上课的作业,备份一下,以免不时之需。
知乎的问题的网页都是 https://www.zhihu.com/question/ 带8位神秘数字,我们只需要依次遍历就解决问题啦,遇到404的情况就直接跳过。用scrapy框架快速开发。
例子:https://www.zhihu.com/question/22913650
获取知乎问题标题的代码
title = response.selector.xpath("/html/head/title[1]/text()").extract_first()[0:-5]
提取问题标签的代码
head_list = response.css("#root > div > main > div > meta:nth-child(3)").xpath("@content").extract_first().split()
获取第一个问题点赞数的代码
praise_num = response.css("#QuestionAnswers-answers > div > div > div:nth-child(2) > div > div:nth-child(1) > div > meta:nth-child(3)").xpath("@content").extract_first()
scapy的spider代码:
# -*- coding: utf-8 -*-
import scrapy
import re
class ZhihuqSpider(scrapy.Spider):
name = 'zhihuq'
allowed_domains = ["www.zhihu.com"]
start_urls = ['https://www.zhihu.com/question/22913650']

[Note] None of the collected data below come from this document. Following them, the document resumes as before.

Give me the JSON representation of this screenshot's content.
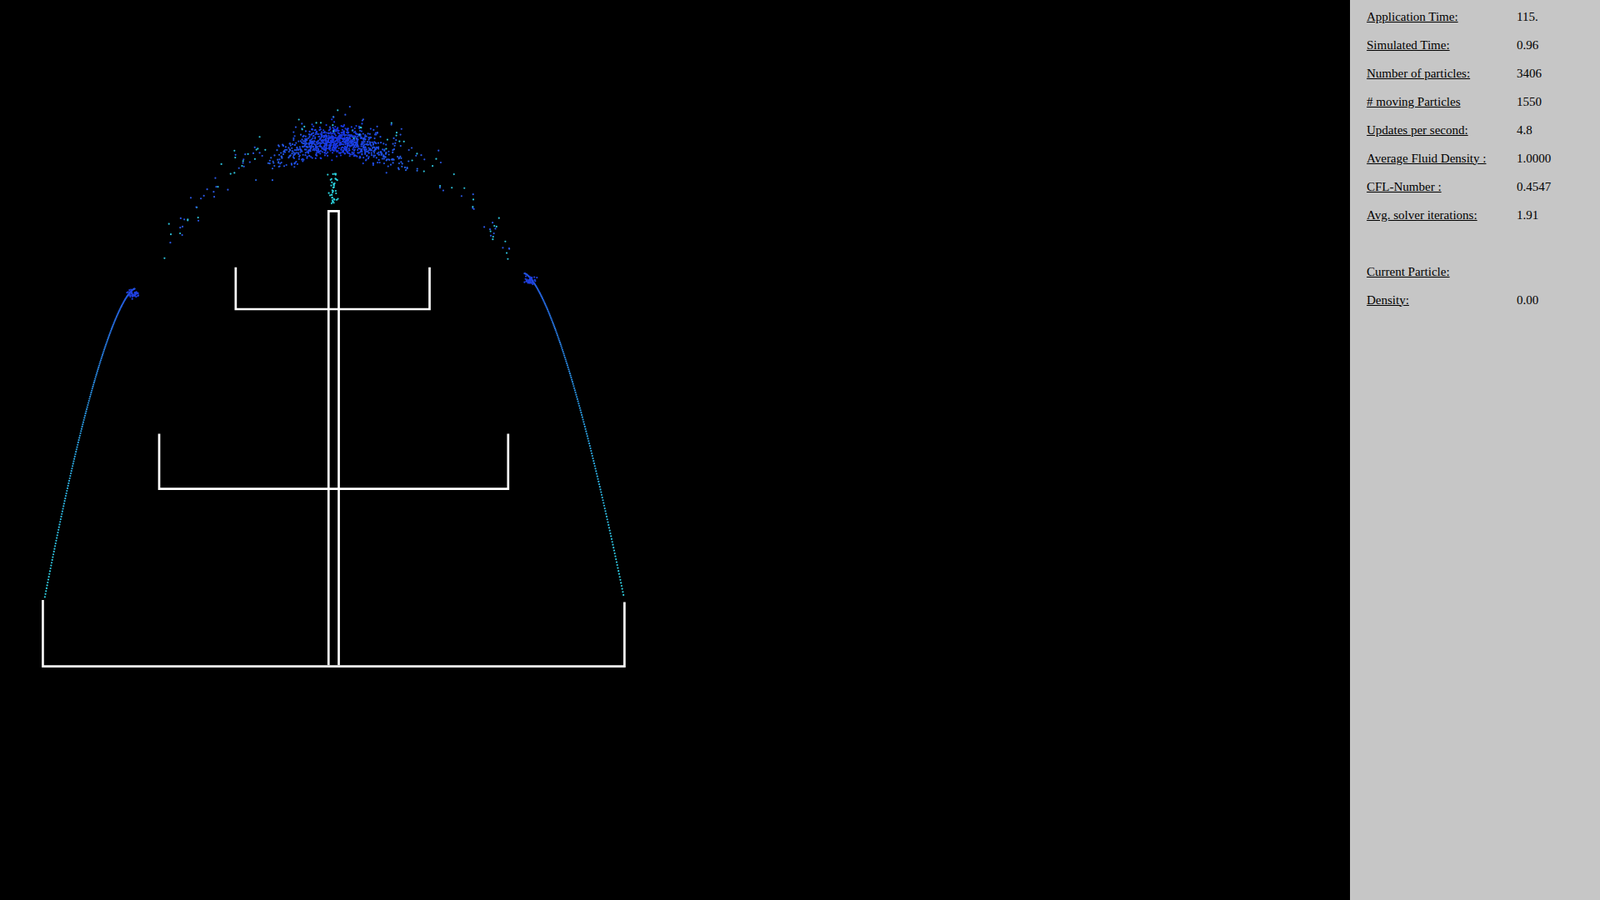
{
  "stats": [
    {
      "label": "Application Time:",
      "value": "115."
    },
    {
      "label": "Simulated Time:",
      "value": "0.96"
    },
    {
      "label": "Number of particles:",
      "value": "3406"
    },
    {
      "label": "# moving Particles",
      "value": "1550"
    },
    {
      "label": "Updates per second:",
      "value": "4.8"
    },
    {
      "label": "Average Fluid Density :",
      "value": "1.0000"
    },
    {
      "label": "CFL-Number :",
      "value": "0.4547"
    },
    {
      "label": "Avg. solver iterations:",
      "value": "1.91"
    }
  ],
  "current_particle": {
    "label": "Current Particle:"
  },
  "particle_stats": [
    {
      "label": "Density:",
      "value": "0.00"
    }
  ]
}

def parse(self, response):
#提取标题
title = response.selector.xpath("/html/head/title[1]/text()").extract_first()[0:-5]
if title and (title!="安全验证"):
#提取标签
head_list = response.css("#root > div > main > div > meta:nth-child(3)").xpath("@content").extract_first().split()
#获取点赞数
praise_num = response.css("#QuestionAnswers-answers > div > div > div:nth-child(2) > div > div:nth-child(1) > div > meta:nth-child(3)").xpath("@content").extract_first()

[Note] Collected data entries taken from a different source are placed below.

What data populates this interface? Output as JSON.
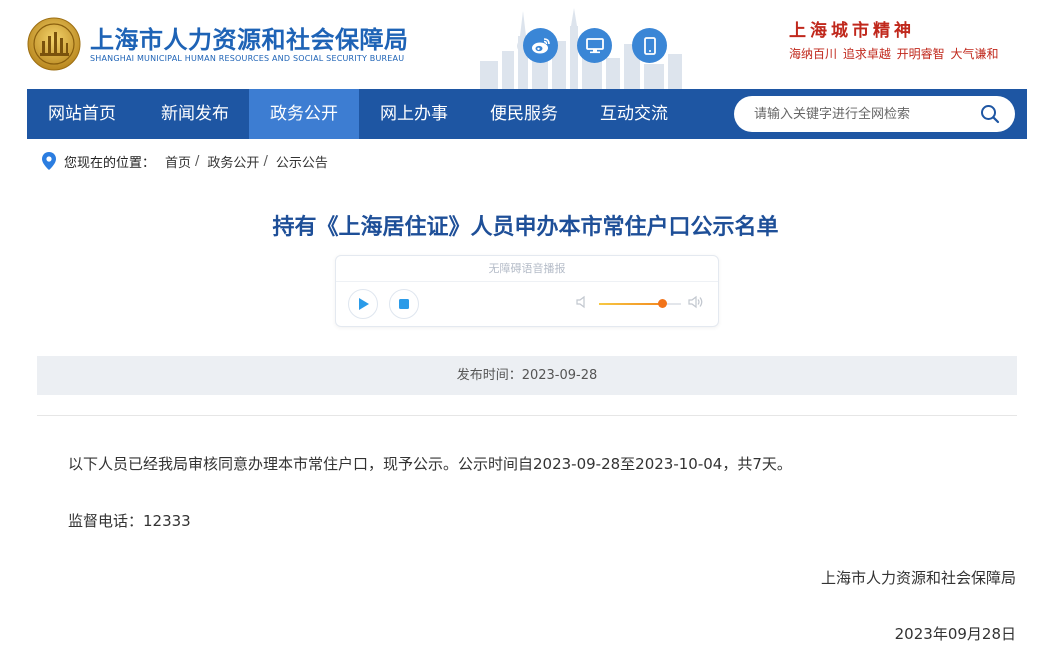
{
  "header": {
    "title": "上海市人力资源和社会保障局",
    "subtitle": "SHANGHAI MUNICIPAL HUMAN RESOURCES AND SOCIAL SECURITY BUREAU",
    "icons": {
      "weibo": "weibo-icon",
      "pc": "monitor-icon",
      "mobile": "mobile-phone-icon"
    },
    "spirit_title": "上海城市精神",
    "spirit_words": "海纳百川  追求卓越  开明睿智  大气谦和"
  },
  "nav": {
    "items": [
      {
        "label": "网站首页",
        "active": false
      },
      {
        "label": "新闻发布",
        "active": false
      },
      {
        "label": "政务公开",
        "active": true
      },
      {
        "label": "网上办事",
        "active": false
      },
      {
        "label": "便民服务",
        "active": false
      },
      {
        "label": "互动交流",
        "active": false
      }
    ],
    "search_placeholder": "请输入关键字进行全网检索",
    "search_value": ""
  },
  "breadcrumb": {
    "label": "您现在的位置：",
    "items": [
      "首页",
      "政务公开",
      "公示公告"
    ],
    "separator": "/"
  },
  "article": {
    "title": "持有《上海居住证》人员申办本市常住户口公示名单",
    "player": {
      "label": "无障碍语音播报",
      "volume": 0.78
    },
    "publish_time": "发布时间：2023-09-28",
    "paragraph1": "以下人员已经我局审核同意办理本市常住户口，现予公示。公示时间自2023-09-28至2023-10-04，共7天。",
    "paragraph2": "监督电话：12333",
    "signature_org": "上海市人力资源和社会保障局",
    "signature_date": "2023年09月28日"
  },
  "colors": {
    "brand_blue": "#1e63b6",
    "nav_bg": "#1e56a3",
    "nav_active": "#3d7dd2",
    "title_blue": "#1e4f98",
    "spirit_red": "#c0281c",
    "volume_orange": "#f2741a"
  }
}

# if int(praise_num) > 100 :
yield{
'title':title,
'head_list':head_list,
'praise_num':praise_num
}
def start_requests(self):
url_base = r"https://www.zhihu.com/question/"
start_index = 0;
#读取上次一结束的位置
with open("count.txt","r") as f:
start_index = int(f.read());
for i in range(start_index,99999999):
url = url_base + str(i)
#时刻写入正在读取的位置,这段代码有很大问题,会不断的打开关闭文件,不过可以刚好当作一个延时使用
with open("count.txt","w") as f:
f.write(str(i))
yield scrapy.Request(url,callback=self.parse)
修改setting.py中的设置:
请求头
DEFAULT_REQUEST_HEADERS = {
"Host": "www.zhihu.com",
"Connection": "keep-alive",
"Cache-Control": "max-age=0",
"Accept": "text/html,application/xhtml+xml,application/xml;q=0.9,image/webp,*/*;q=0.8",
"User-Agent": "Mozilla/5.0 (Windows NT 6.1; WOW64) AppleWebKit/537.36 (KHTML, like Gecko) Chrome/34.0.1847.131 Safari/537.36",
"Referer": "http://www.zhihu.com/people/raymond-wang",
"Accept-Encoding": "gzip,deflate,sdch",
"Accept-Language": "zh-CN,zh;q=0.8,en-US;q=0.6,en;q=0.4,zh-TW;q=0.2",
}
禁止robot协议:
COOKIES_ENABLED = False
设置延时:
DOWNLOAD_DELAY = 0.1